Let \(a_{ijk}=1\) if \(i = t_{kj}\), i.e. there is a class of course \(j\) for section \(k\) at time \(i\) or \(a_{ijk}=0\) otherwise.
Definition of the variables.
\(x_{ijk} = 1\) if section \(k\) of course \(j\) is selected at time period \(i\) and \(x_{ijk} = 0\) otherwise.
Definition of the constraints.
At most one class can be taken in a given time period. \(\sum_{j,k} a_{ijk} \cdot x_{ijk} \leq 1\) where \(i \in \{1, \dots,p\}\), \(j \in \{1, \dots,c\}\) and \(k \in \{1, \dots,s\}\).
At most one section can be taken per course in a day. \(\sum_{i,j} a_{ijk} \cdot x_{ijk} \leq 1\) where \(i \in \{1, \dots,p\}\), \(j \in \{1, \dots,c\}\) and \(k \in \{1, \dots,s\}\).
Four courses must be taken in a day. \(\sum_{i,j,k} a_{ijk} \cdot x_{ijk} = 4\) where \(i \in \{1, \dots,p\}\), \(j \in \{1, \dots,c\}\) and \(k \in \{1, \dots,s\}\).

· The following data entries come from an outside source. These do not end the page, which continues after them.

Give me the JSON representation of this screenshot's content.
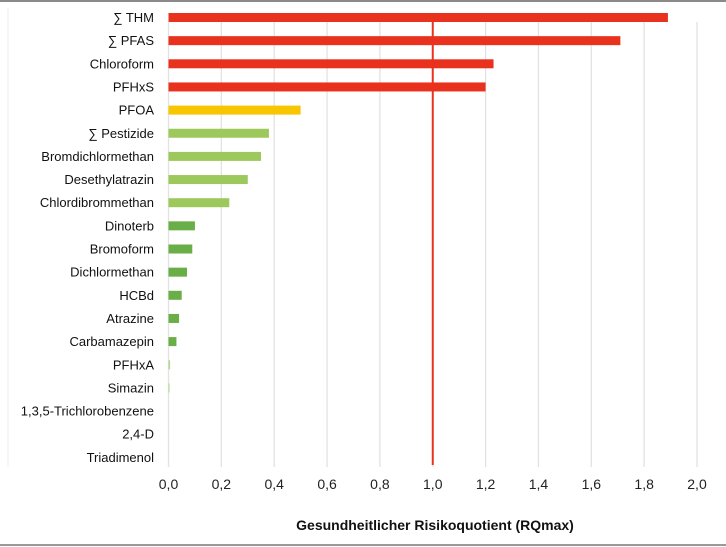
{
  "chart_data": {
    "type": "bar",
    "orientation": "horizontal",
    "xlabel": "Gesundheitlicher Risikoquotient (RQmax)",
    "xlim": [
      0,
      2.0
    ],
    "xticks": [
      "0,0",
      "0,2",
      "0,4",
      "0,6",
      "0,8",
      "1,0",
      "1,2",
      "1,4",
      "1,6",
      "1,8",
      "2,0"
    ],
    "grid": true,
    "reference_line": 1.0,
    "reference_line_color": "#e8321e",
    "categories": [
      "∑ THM",
      "∑ PFAS",
      "Chloroform",
      "PFHxS",
      "PFOA",
      "∑ Pestizide",
      "Bromdichlormethan",
      "Desethylatrazin",
      "Chlordibrommethan",
      "Dinoterb",
      "Bromoform",
      "Dichlormethan",
      "HCBd",
      "Atrazine",
      "Carbamazepin",
      "PFHxA",
      "Simazin",
      "1,3,5-Trichlorobenzene",
      "2,4-D",
      "Triadimenol"
    ],
    "values": [
      1.89,
      1.71,
      1.23,
      1.2,
      0.5,
      0.38,
      0.35,
      0.3,
      0.23,
      0.1,
      0.09,
      0.07,
      0.05,
      0.04,
      0.03,
      0.006,
      0.004,
      0,
      0,
      0
    ],
    "colors": [
      "#e8321e",
      "#e8321e",
      "#e8321e",
      "#e8321e",
      "#f7c600",
      "#9dc85c",
      "#9dc85c",
      "#9dc85c",
      "#9dc85c",
      "#6aae47",
      "#6aae47",
      "#6aae47",
      "#6aae47",
      "#6aae47",
      "#6aae47",
      "#b5d88c",
      "#b5d88c",
      "#b5d88c",
      "#b5d88c",
      "#b5d88c"
    ]
  }
}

Definition of the objective function.
The sum of preferences should be maximized:
\(\max \sum_{i} a_{ijk} \cdot x_{ijk} \cdot p_{kj}\) where \(i \in \{1, \dots,p\}\), \(j \in \{1, \dots,c\}\) and \(k \in \{1, \dots,s\}\).
Part (ii)
If John can never have more than two consecutive hours of classes, he cannot take more than two classes in any three consecutive time periods. We need the following addtional constraint:
\(\sum_{i,j,k} a_{ijk} \cdot x_{ijk} + a_{(i+1)jk} \cdot x_{(i+1)jk} + a_{(i+2)jk} \cdot x_{(i+2)jk} \leq 2\) where \(i \in \{1, \dots,p-2\}\), \(j \in \{1, \dots,c\}\) and \(k \in \{1, \dots,s\}\).
Part (iii)
If John chooses a schedule where he starts his day as late as possible, this is equivalent to maximizing the sum of the starting times. The objective function should be modified as follows:
\(\max \sum_{i} i \cdot a_{ijk} \cdot x_{ijk}\) where \(i \in \{1, \dots,p\}\), \(j \in \{1, \dots,c\}\) and \(k \in \{1, \dots,s\}\).